With Citigroup insolvent and in need of more cash infusions, they have been asking their investors to convert their preferred Citigroup shares into common stocks. Reports from America say that the Government of Singapore Investment Corp (GIC) will say no.
GIC is refusing to convert their preferred Citigroup shares into common stock and the reason is simple. It’s not a good deal.
Based on the terms of the initial purchase, GIC must convert at a 20% premium above the reference price, which is based on the average Citi share price in the days following the initial announcement on Jan 15, 2008. That reference price comes out to US$26, so that means that if GIC want to convert their shares into common stocks, they must pay over US$31 a share. Citi's current price is at US$2.14 on Monday.

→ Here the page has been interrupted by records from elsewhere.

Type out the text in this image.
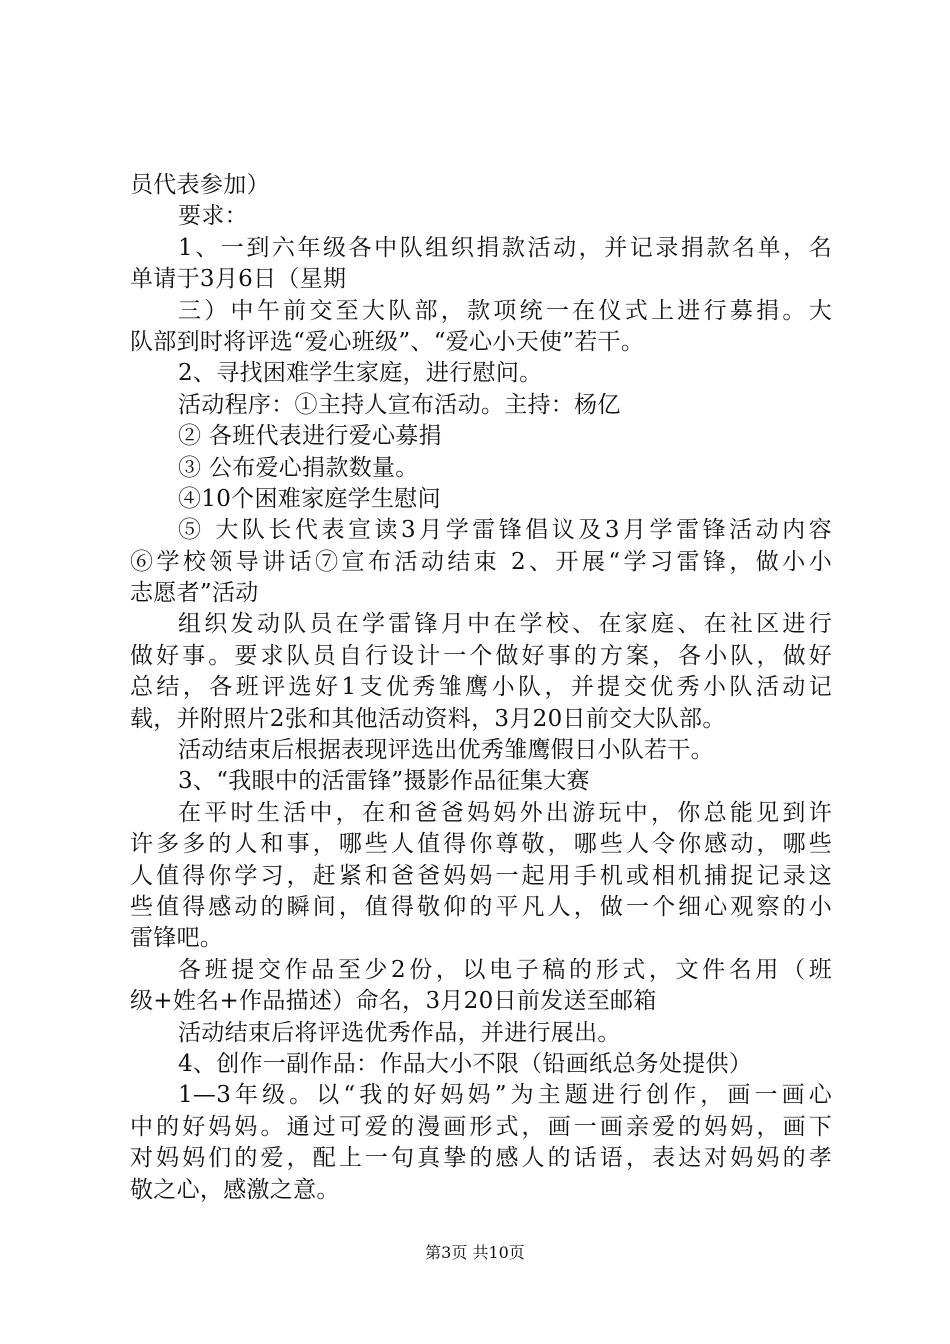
员代表参加）
要求：
1、一到六年级各中队组织捐款活动，并记录捐款名单，名
单请于3月6日（星期
三）中午前交至大队部，款项统一在仪式上进行募捐。大
队部到时将评选“爱心班级”、“爱心小天使”若干。
2、寻找困难学生家庭，进行慰问。
活动程序：①主持人宣布活动。主持：杨亿
② 各班代表进行爱心募捐
③ 公布爱心捐款数量。
④10个困难家庭学生慰问
⑤ 大队长代表宣读3月学雷锋倡议及3月学雷锋活动内容
⑥学校领导讲话⑦宣布活动结束 2、开展“学习雷锋，做小小
志愿者”活动
组织发动队员在学雷锋月中在学校、在家庭、在社区进行
做好事。要求队员自行设计一个做好事的方案，各小队，做好
总结，各班评选好1支优秀雏鹰小队，并提交优秀小队活动记
载，并附照片2张和其他活动资料，3月20日前交大队部。
活动结束后根据表现评选出优秀雏鹰假日小队若干。
3、“我眼中的活雷锋”摄影作品征集大赛
在平时生活中，在和爸爸妈妈外出游玩中，你总能见到许
许多多的人和事，哪些人值得你尊敬，哪些人令你感动，哪些
人值得你学习，赶紧和爸爸妈妈一起用手机或相机捕捉记录这
些值得感动的瞬间，值得敬仰的平凡人，做一个细心观察的小
雷锋吧。
各班提交作品至少2份，以电子稿的形式，文件名用（班
级+姓名+作品描述）命名，3月20日前发送至邮箱
活动结束后将评选优秀作品，并进行展出。
4、创作一副作品：作品大小不限（铅画纸总务处提供）
1—3年级。以“我的好妈妈”为主题进行创作，画一画心
中的好妈妈。通过可爱的漫画形式，画一画亲爱的妈妈，画下
对妈妈们的爱，配上一句真挚的感人的话语，表达对妈妈的孝
敬之心，感激之意。
第3页 共10页
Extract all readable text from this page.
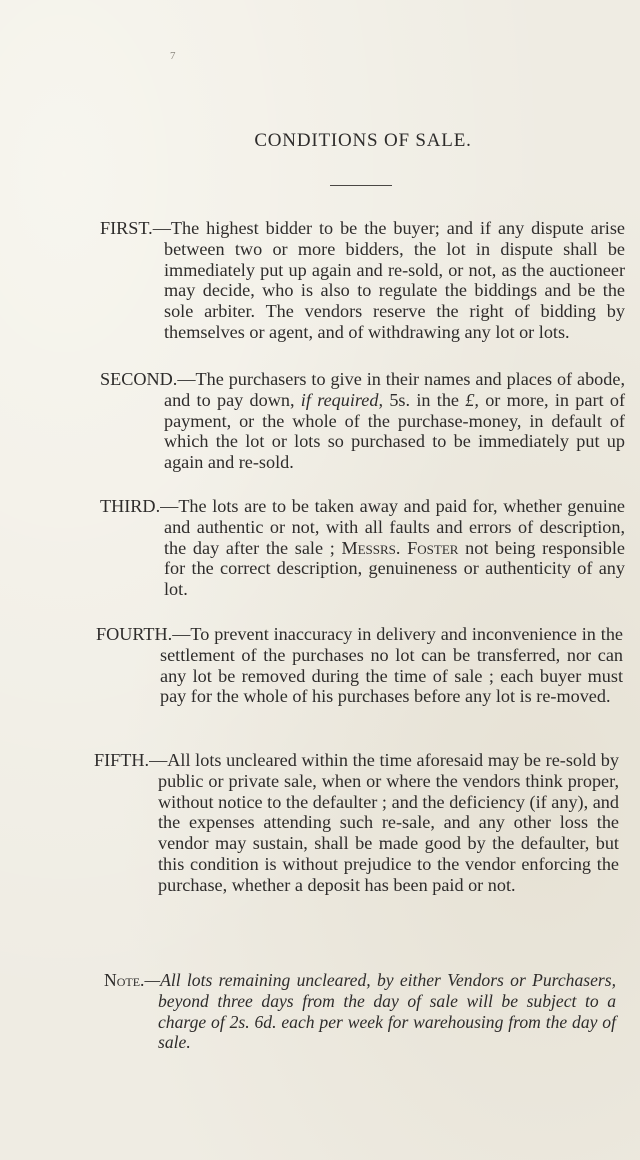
7
CONDITIONS OF SALE.

FIRST.—The highest bidder to be the buyer; and if any dispute arise between two or more bidders, the lot in dispute shall be immediately put up again and re-sold, or not, as the auctioneer may decide, who is also to regulate the biddings and be the sole arbiter. The vendors reserve the right of bidding by themselves or agent, and of withdrawing any lot or lots.

SECOND.—The purchasers to give in their names and places of abode, and to pay down, if required, 5s. in the £, or more, in part of payment, or the whole of the purchase-money, in default of which the lot or lots so purchased to be immediately put up again and re-sold.

THIRD.—The lots are to be taken away and paid for, whether genuine and authentic or not, with all faults and errors of description, the day after the sale ; Messrs. Foster not being responsible for the correct description, genuineness or authenticity of any lot.

FOURTH.—To prevent inaccuracy in delivery and inconvenience in the settlement of the purchases no lot can be transferred, nor can any lot be removed during the time of sale ; each buyer must pay for the whole of his purchases before any lot is re-moved.

FIFTH.—All lots uncleared within the time aforesaid may be re-sold by public or private sale, when or where the vendors think proper, without notice to the defaulter ; and the deficiency (if any), and the expenses attending such re-sale, and any other loss the vendor may sustain, shall be made good by the defaulter, but this condition is without prejudice to the vendor enforcing the purchase, whether a deposit has been paid or not.

Note.—All lots remaining uncleared, by either Vendors or Purchasers, beyond three days from the day of sale will be subject to a charge of 2s. 6d. each per week for warehousing from the day of sale.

GIC will want to keep its US$6.88 billion investment in the US bank, but chances are that Citi will reaches some kind of agreement with US officials that includes a greater government role. Let call it what it is; the nationalisation of Citibank. If the US government does that (and most believe they will have to for Citigroup to survive), this will lead to a dilution of GIC's stake.
With such dangers, I fully support GIC’s decision not to do the conversion. Paying US$31 a share when the price on the market is just above US$2 is nonsense. Walk away from the investment if they have to, but let’s not be taken for a ride. Good decision!